Шепард и Херндон сидели бок о бок за прокурорским столом, на случай если вдруг возникнут вопросы, требующие разъяснений. Последние три года они жили ради этого момента; это был шанс отстоять свое реноме. Агенты тяжело переживали поток обвинений, обрушившийся на них от АДМ, Уайтекера и министерства. Даже судья Мэннинг, отказывая защите в просьбе не использовать аудио- и видеозаписи на процессе, не преминула попенять агентам за то, что им не удалось держать Уайтекера под контролем. Но теперь само их присутствие в зале суда говорило о том, что они выдержали испытание и как профессионалы, и как люди. Они входили в команду правопорядка, они мастера своего дела. Слушая Гриффина, излагавшего присяжным позицию обвинения, они ощущали, как восстанавливается справедливость. Этот процесс будет живым утверждением их многолетнего труда.

– Майкл Андреас и Терранс Уильямс были пойманы с поличным с помощью аудио- и видеозаписей, подтверждающих, что они совершили преступление, в котором их обвиняют, – говорил Гриффин присяжным. – Благодаря сотрудничеству Марка Уайтекера у нас есть несколько различных видов улик, записанных на пленку.

Однако, продолжил Гриффин, Уайтекер тоже совершил преступление, похитив деньги АДМ, и потому обвиняется в фиксировании цен вместе с остальными. Адвокаты, несомненно, будут обвинять в самых разных грехах и Уайтекера, и людей, которые вели расследование. Но присяжные могут доверять свидетельствам, представленным прокуратурой.

– Когда улики неоспоримы, лучшим способом защиты часто становится нападение, – сказал Гриффин, – и вы, несомненно, сами убедитесь в этом сегодня. Мы вызовем агентов ФБР в качестве свидетелей, и они расскажут, как проходило расследование. Они вели его по правилам и собрали целую гору свидетельств.

Когда Гриффин закончил речь, было почти два часа, и судья Мэннинг объявила перерыв. Юристы собрались в кабинете судьи, чтобы обсудить ходатайство защиты. Шепарда и Херндона не пригласили.

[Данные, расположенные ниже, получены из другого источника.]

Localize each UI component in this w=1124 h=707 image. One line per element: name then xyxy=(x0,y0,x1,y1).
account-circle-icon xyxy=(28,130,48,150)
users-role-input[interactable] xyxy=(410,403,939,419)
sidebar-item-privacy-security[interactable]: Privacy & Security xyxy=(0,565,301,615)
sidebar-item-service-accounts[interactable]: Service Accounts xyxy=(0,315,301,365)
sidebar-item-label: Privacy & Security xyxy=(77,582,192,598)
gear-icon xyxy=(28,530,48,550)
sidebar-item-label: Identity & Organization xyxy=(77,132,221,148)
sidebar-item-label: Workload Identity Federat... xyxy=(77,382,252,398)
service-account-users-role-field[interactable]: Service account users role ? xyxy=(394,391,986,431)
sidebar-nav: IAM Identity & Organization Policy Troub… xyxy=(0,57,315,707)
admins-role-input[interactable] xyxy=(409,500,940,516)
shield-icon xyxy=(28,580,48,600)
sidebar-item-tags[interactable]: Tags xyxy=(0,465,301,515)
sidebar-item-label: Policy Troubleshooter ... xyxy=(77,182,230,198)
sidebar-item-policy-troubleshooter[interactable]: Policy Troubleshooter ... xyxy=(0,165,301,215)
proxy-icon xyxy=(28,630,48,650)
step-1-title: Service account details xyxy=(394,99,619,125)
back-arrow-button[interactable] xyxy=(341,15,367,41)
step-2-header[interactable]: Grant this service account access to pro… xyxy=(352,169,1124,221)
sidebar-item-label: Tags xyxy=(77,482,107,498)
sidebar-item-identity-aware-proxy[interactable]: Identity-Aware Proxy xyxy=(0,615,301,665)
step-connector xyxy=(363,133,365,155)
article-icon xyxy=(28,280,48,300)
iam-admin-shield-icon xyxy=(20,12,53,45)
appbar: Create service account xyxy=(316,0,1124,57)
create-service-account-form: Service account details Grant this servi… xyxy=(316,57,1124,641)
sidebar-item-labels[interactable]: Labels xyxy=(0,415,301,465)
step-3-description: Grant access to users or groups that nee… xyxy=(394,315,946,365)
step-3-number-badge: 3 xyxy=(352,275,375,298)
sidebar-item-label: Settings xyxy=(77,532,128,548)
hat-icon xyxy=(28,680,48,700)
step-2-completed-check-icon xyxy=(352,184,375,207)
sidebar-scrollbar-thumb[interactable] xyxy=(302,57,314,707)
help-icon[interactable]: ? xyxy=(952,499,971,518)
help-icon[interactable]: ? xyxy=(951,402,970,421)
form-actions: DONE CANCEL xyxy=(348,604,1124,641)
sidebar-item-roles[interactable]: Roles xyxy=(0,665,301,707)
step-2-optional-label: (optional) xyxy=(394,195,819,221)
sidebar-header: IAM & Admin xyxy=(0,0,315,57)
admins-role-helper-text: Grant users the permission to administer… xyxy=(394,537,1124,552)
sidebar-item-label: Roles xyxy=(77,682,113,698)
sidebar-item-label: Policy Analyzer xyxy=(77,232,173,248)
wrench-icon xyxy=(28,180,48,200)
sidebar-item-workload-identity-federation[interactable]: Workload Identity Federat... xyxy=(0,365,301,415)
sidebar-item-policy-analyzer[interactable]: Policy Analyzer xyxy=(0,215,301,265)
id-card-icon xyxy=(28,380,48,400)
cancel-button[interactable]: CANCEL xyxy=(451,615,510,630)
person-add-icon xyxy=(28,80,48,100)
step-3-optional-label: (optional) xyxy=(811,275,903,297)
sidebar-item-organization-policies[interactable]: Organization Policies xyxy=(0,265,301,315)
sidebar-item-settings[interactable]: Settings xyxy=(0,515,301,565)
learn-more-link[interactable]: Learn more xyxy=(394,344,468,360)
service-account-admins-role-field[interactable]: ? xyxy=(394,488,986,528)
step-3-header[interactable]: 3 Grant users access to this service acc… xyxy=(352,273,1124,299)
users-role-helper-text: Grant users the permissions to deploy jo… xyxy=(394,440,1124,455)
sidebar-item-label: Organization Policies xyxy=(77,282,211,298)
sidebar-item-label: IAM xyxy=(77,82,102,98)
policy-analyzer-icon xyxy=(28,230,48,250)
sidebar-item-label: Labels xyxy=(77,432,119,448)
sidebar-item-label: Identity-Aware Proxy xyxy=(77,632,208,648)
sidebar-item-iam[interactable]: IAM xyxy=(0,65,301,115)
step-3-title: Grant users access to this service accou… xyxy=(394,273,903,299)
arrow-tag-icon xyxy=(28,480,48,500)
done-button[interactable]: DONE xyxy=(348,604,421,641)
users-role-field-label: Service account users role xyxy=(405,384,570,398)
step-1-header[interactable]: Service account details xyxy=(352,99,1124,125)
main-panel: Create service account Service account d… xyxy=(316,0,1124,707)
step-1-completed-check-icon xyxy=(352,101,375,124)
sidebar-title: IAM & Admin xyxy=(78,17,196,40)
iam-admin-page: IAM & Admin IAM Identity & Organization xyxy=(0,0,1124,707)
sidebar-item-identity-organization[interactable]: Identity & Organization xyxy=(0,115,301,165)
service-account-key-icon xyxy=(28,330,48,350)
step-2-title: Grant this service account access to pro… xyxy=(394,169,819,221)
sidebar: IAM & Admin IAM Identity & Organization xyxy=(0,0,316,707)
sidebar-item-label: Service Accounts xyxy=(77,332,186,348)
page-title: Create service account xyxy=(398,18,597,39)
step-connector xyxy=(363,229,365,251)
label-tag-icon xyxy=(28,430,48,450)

Ровно в 15.00 заседание суда возобновилось. Пока не появились присяжные, прокуроры обсуждали возражения со стороны защиты. Судья Мэннинг быстро разрешила этот вопрос, отклонив возражения адвокатов.

– Пригласите присяжных, пожалуйста, – попросила она маршала суда.

Марк Халкоуэр, один из адвокатов Уилсона, встал и сказал, что защита вновь возражает против присутствия в зале Шепарда и Херндона. Обвинение собирается вызвать их обоих в качестве свидетелей, и от надежности и достоверности их показаний во многом зависит судьба обвиняемых. Поэтому будет несправедливо, если им позволят слушать других, – они могут изменить свои показания в зависимости от предыдущих выступлений.

Судья Мэнниг в синей мантии взглянула на прокуроров.

– Следуя решению, которое я вынесла во время перерыва, обвинение может оставить в зале одного из двух этих свидетелей.

На миг в зале воцарилось молчание. Мигали флюоресцентные лампы на потолке.

Мучник встал. Прокуроры предвидели возможность такого решения, но он знал, что агенты не были к нему готовы.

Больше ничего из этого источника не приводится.